Prevention of Rigidity during Fentanyl–Oxygen Induction of Anesthesia

Abstract
Induction and maintenance of anesthesia with high-dose fentanyl and oxygen cause minimal changes in cardiovascular dynamics in patients with mitral valvular disease, and in those undergoing surgery for myocardial revascularization. Fentanyl at 10 .mu.g/kg did not significantly change any cardiovascular variable studied and at 20 .mu.g/kg produced a significant decrease in heart rate and mean arterial pressure without affecting stroke volume, cardiac output, central venous pressure or peripheral vascular resistance. One of the frequently reported disadvantages of fentanyl is the development of chest and abdominal wall rigidity. In a series of 359 patients, 285 (79.4%) developed this complication following an infusion of 8.8 .mu.g/kg administered over a period of 1 min, resulting in slight to total inability to inflate the chest.
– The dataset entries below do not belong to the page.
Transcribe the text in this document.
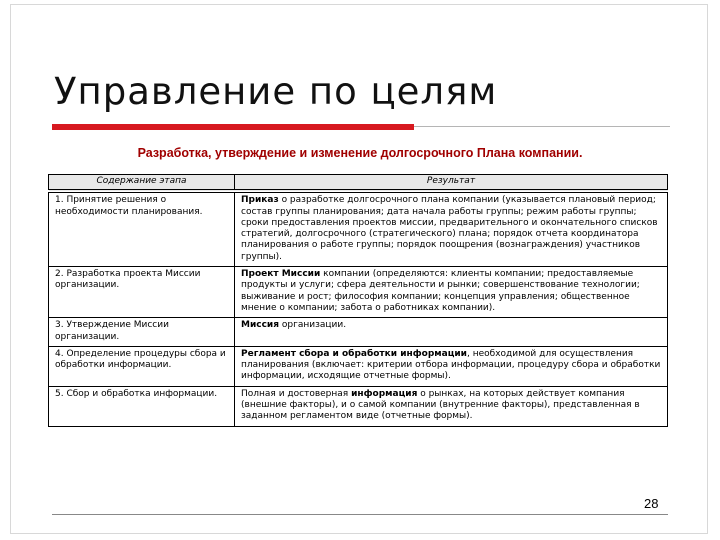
Управление по целям
Разработка, утверждение и изменение долгосрочного Плана компании.
Содержание этапа	Результат
1. Принятие решения о необходимости планирования.	Приказ о разработке долгосрочного плана компании (указывается плановый период; состав группы планирования; дата начала работы группы; режим работы группы; сроки предоставления проектов миссии, предварительного и окончательного списков стратегий, долгосрочного (стратегического) плана; порядок отчета координатора планирования о работе группы; порядок поощрения (вознаграждения) участников группы).
2. Разработка проекта Миссии организации.	Проект Миссии компании (определяются: клиенты компании; предоставляемые продукты и услуги; сфера деятельности и рынки; совершенствование технологии; выживание и рост; философия компании; концепция управления; общественное мнение о компании; забота о работниках компании).
3. Утверждение Миссии организации.	Миссия организации.
4. Определение процедуры сбора и обработки информации.	Регламент сбора и обработки информации, необходимой для осуществления планирования (включает: критерии отбора информации, процедуру сбора и обработки информации, исходящие отчетные формы).
5. Сбор и обработка информации.	Полная и достоверная информация о рынках, на которых действует компания (внешние факторы), и о самой компании (внутренние факторы), представленная в заданном регламентом виде (отчетные формы).
28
Comstock et al., using 200 .mu.g/min fentanyl, reported a high incidence of rigidity associated with hypercarbia, and Kentor et al., using 50 .mu.g/kg infused over 60 s, reported 100% occurrence of rigidity. Stanley, infusing 50-200 .mu.g/kg fentanyl, reported no incidence of rigidity. Lunn et al., using 300 .mu.g/min fentanyl, reported a small reduction in chest wall compliance which did not impair ventilation. In view of these conflicting reports and the clinical impression that rigidity frequently occurs, the following study was designed to establish the incidence of rigidity with high-dose fentanyl-oxygen induction of anesthesia; to assess the efficacy of a simultaneous infusion of pancuronium in preventing rigidity; and to compare the hemodynamic effect of i.v. fentanyl alone to that of fentanyl with a stimultaneous infusion of pancuronium.